Wäre richig nice wenn mir einer helfen kann.
MFG Luca.


----------



## MTJ004 (18. Sep 2016)

Würde gerne helfen bin aber selber nicht gut genug


----------



## thomasbomme (19. Sep 2016)

ich würde an deiner Stelle nicht diesen Chat umschreiben sondern einen neuen erstellen, und manche Codezeilen von diesem übernehmen... geht wsl. schneller


----------



## NeCIAx (19. Sep 2016)

Hallo wie *thomasbomme* schon sagte es geht schneller das Ding direkt von neu auf Konsolen Basis zu bauen, aber das ist auch nicht so schwer zu realisieren. 

Ich denke mal das du über die Konsole dann auch befehle verwenden können willst.
Das habe ich z.B. mit einem normalen Scanner mal gebaut.


----------



## XyMorgan (20. Sep 2016)

Der Post war ja schon was älter, ob da noch bedarf ist? Ansonsten, wenn man reinschaut in den Code erkennt man, dass es ein reines Server-Modul ist, dass in eine GUI gepackt wurde. Lässt sich so auf einem VServer (i.d.R. ohne Grafiksupport) nicht starten. Die Nachrichten kommen nachher vom Client der sich connected. Umbau ist eher simpel. Hatte es mal fix gemacht und gesehen, dass der Post etwas älter ist.

Im Grunde ServerFrame raus, MainApp-Klasse erstellen (oder ServerSocket zur App umbauen). Entweder pfad für die Config/Logindatei über Parameter oder fix im Code. In der Klasse SocketServer die Infoausgaben zur GUI raus und ggf. in die Console/Log schreiben. Fertig.

Was hier außer dem Socket nutzbar ist, ist das Login der Clients über Anmeldung und Persistenz in der Datei.


----------



## JuKu (18. Okt 2016)

Der Client & Server Code sollte immer getrennt sein (abgesehen von Gemeinsamkeiten), sodass der Server gar keine GUI hat.
Du solltest Server immer in der Console starten.

Nur als Tipps, falls du das ganze mal ausbauen solltest:
Es ist keine gute Idee, für jede Verbindung einen eigenen Thread zu erstellen, auch wenn dies in vielen Anfänger Tutorials so gehandhabt wird.
Stattdessen solltest du Thread Pools oder Executor Services nutzen.
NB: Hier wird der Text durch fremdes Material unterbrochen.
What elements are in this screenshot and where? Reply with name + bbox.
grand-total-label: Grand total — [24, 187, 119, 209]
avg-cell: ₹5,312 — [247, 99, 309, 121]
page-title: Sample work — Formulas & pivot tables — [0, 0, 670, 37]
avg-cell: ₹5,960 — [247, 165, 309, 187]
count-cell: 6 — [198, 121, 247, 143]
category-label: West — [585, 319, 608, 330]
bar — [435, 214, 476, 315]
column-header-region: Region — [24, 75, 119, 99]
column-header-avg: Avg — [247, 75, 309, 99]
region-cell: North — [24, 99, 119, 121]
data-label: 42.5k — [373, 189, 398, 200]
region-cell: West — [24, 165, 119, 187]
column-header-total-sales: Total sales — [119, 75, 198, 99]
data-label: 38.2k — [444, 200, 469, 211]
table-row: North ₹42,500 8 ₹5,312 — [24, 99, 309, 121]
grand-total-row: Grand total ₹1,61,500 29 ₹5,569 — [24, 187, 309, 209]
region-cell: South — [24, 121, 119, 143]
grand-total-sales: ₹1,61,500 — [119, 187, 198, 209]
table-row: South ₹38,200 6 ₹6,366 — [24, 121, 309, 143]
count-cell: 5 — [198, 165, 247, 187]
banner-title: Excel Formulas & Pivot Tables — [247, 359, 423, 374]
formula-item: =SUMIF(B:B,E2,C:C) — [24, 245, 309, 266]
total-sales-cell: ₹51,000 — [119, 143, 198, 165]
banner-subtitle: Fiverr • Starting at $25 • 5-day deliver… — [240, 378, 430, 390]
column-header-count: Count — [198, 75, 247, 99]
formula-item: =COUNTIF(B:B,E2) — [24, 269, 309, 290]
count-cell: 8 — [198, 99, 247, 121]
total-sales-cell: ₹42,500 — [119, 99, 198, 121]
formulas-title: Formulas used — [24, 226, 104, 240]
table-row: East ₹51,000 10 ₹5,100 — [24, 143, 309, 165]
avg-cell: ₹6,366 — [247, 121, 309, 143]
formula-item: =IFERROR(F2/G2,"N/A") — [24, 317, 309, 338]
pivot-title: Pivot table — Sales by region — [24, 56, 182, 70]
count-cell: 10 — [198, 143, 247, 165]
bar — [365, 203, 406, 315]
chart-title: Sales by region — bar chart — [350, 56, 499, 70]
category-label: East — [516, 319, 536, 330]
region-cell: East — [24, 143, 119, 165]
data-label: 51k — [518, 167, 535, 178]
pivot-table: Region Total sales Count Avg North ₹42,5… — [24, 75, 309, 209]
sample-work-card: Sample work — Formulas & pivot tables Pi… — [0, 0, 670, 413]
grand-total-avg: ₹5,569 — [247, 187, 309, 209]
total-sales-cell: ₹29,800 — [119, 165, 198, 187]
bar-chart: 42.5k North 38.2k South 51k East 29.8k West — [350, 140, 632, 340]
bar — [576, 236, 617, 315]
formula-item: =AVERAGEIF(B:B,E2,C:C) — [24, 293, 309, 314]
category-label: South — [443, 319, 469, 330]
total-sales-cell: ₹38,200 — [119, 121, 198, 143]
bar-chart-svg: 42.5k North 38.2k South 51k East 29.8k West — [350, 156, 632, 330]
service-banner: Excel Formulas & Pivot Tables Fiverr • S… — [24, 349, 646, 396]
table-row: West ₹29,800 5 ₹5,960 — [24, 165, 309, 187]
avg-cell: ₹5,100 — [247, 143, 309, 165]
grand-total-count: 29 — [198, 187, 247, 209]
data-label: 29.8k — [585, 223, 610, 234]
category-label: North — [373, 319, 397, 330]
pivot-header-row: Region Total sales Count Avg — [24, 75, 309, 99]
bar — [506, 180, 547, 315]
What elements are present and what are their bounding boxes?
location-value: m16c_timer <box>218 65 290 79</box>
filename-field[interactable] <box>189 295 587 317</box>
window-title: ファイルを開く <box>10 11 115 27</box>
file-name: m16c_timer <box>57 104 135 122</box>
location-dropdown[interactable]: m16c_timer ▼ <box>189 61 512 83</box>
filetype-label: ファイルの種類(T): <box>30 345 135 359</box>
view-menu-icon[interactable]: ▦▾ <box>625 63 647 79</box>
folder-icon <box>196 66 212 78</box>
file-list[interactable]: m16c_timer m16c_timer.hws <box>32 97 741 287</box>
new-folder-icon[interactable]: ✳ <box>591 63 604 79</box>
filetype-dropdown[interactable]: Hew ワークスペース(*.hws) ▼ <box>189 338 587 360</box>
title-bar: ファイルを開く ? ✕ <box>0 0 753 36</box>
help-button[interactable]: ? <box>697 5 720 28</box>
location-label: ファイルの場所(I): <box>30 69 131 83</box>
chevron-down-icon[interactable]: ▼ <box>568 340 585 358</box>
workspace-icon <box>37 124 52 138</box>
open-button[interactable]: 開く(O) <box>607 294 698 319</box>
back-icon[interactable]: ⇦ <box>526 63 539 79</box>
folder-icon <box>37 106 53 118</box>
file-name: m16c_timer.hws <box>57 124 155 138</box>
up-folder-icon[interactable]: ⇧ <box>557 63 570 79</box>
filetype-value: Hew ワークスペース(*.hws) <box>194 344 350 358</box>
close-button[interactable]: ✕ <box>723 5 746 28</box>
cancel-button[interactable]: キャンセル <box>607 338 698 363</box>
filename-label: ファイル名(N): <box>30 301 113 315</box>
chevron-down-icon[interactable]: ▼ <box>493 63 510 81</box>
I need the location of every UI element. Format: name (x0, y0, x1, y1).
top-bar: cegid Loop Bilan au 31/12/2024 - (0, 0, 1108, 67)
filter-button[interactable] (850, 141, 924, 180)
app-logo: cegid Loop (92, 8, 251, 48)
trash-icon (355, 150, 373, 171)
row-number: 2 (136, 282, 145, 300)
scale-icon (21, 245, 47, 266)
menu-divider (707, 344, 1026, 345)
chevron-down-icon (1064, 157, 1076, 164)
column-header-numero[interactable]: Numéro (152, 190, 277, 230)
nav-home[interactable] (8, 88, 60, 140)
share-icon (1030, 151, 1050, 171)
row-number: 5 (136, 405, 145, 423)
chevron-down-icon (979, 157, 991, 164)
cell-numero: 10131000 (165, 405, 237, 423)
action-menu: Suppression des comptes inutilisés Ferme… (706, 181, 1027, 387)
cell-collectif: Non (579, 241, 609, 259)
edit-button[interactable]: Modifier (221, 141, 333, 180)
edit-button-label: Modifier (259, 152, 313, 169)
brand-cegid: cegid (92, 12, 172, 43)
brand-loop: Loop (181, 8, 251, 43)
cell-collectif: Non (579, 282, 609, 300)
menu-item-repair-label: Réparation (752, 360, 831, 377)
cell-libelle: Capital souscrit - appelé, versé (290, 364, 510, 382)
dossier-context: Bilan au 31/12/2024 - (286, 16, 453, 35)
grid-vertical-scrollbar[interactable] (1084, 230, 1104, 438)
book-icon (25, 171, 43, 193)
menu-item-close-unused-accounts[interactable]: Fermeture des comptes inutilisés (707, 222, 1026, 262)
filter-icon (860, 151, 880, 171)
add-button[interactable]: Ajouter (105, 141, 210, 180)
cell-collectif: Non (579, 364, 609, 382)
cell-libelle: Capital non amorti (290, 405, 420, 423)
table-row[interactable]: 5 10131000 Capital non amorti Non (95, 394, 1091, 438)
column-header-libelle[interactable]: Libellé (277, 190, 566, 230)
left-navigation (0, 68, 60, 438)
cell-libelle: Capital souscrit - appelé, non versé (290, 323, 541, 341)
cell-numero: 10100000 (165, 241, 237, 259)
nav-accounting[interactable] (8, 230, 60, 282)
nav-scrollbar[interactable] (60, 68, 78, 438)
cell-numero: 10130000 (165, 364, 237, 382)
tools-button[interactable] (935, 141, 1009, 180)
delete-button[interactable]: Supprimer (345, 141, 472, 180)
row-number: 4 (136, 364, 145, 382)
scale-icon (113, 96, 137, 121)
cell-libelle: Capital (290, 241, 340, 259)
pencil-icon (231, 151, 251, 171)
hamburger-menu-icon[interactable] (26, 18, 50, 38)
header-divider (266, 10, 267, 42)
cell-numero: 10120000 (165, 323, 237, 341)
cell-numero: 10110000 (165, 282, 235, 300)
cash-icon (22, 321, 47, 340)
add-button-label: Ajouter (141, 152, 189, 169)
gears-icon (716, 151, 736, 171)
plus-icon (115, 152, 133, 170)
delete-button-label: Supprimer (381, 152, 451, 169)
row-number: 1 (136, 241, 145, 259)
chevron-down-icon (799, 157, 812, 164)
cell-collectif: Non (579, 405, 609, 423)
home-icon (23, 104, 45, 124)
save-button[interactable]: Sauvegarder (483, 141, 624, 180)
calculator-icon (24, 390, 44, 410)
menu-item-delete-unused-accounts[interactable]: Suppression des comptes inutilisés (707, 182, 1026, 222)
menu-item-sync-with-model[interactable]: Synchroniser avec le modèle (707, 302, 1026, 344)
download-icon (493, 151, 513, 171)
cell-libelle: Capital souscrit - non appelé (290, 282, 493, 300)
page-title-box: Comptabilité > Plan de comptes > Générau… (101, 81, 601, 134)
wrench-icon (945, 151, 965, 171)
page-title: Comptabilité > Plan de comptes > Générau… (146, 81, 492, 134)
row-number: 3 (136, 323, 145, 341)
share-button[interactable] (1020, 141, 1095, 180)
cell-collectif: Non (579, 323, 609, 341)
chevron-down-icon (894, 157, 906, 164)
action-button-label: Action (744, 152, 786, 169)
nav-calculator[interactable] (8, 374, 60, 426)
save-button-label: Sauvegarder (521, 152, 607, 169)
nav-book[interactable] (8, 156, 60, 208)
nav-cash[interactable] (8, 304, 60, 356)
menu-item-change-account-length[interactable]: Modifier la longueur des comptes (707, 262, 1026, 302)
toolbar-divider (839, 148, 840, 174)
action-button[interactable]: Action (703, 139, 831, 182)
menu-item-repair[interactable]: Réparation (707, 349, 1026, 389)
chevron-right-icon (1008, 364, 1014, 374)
Als Network Library kann ich dir übrigens http://netty.io empfehlen, oder du nutzt socket.io, ebenfalls sehr nice.


----------



## JuKu (31. Okt 2016)

Ich habe übrigens mittlerweile ein Tutorial geschrieben, wie man einen Chat Server implementieren könnte:
http://jukusoft.com/index.php/2016/10/26/tutorial-chat-server-java/
http://jukusoft.com/index.php/2016/10/26/tutorial-chat-server-java/
Vllt. hilft es dir ja ein wenig weiter.


----------



## neoexpert (31. Okt 2016)

Willst du meinen nodejs chat haben? Server läuft auf allen bekannten Systemen (Voraussetzung nodejs) und als Clients kannst du meine Android APP (NeoChat) oder auch im Browser haben: Beispiel:
www.lean-production-shop.de
Unten rechts ist ein div, dort kann man chatten.
PS: man kann mit der APP auch Dateien über den selben Port versenden.


----------



## neoexpert (31. Okt 2016)

O tschuldigung, hab nicht gesehen, dass der post von Juli ist.


----------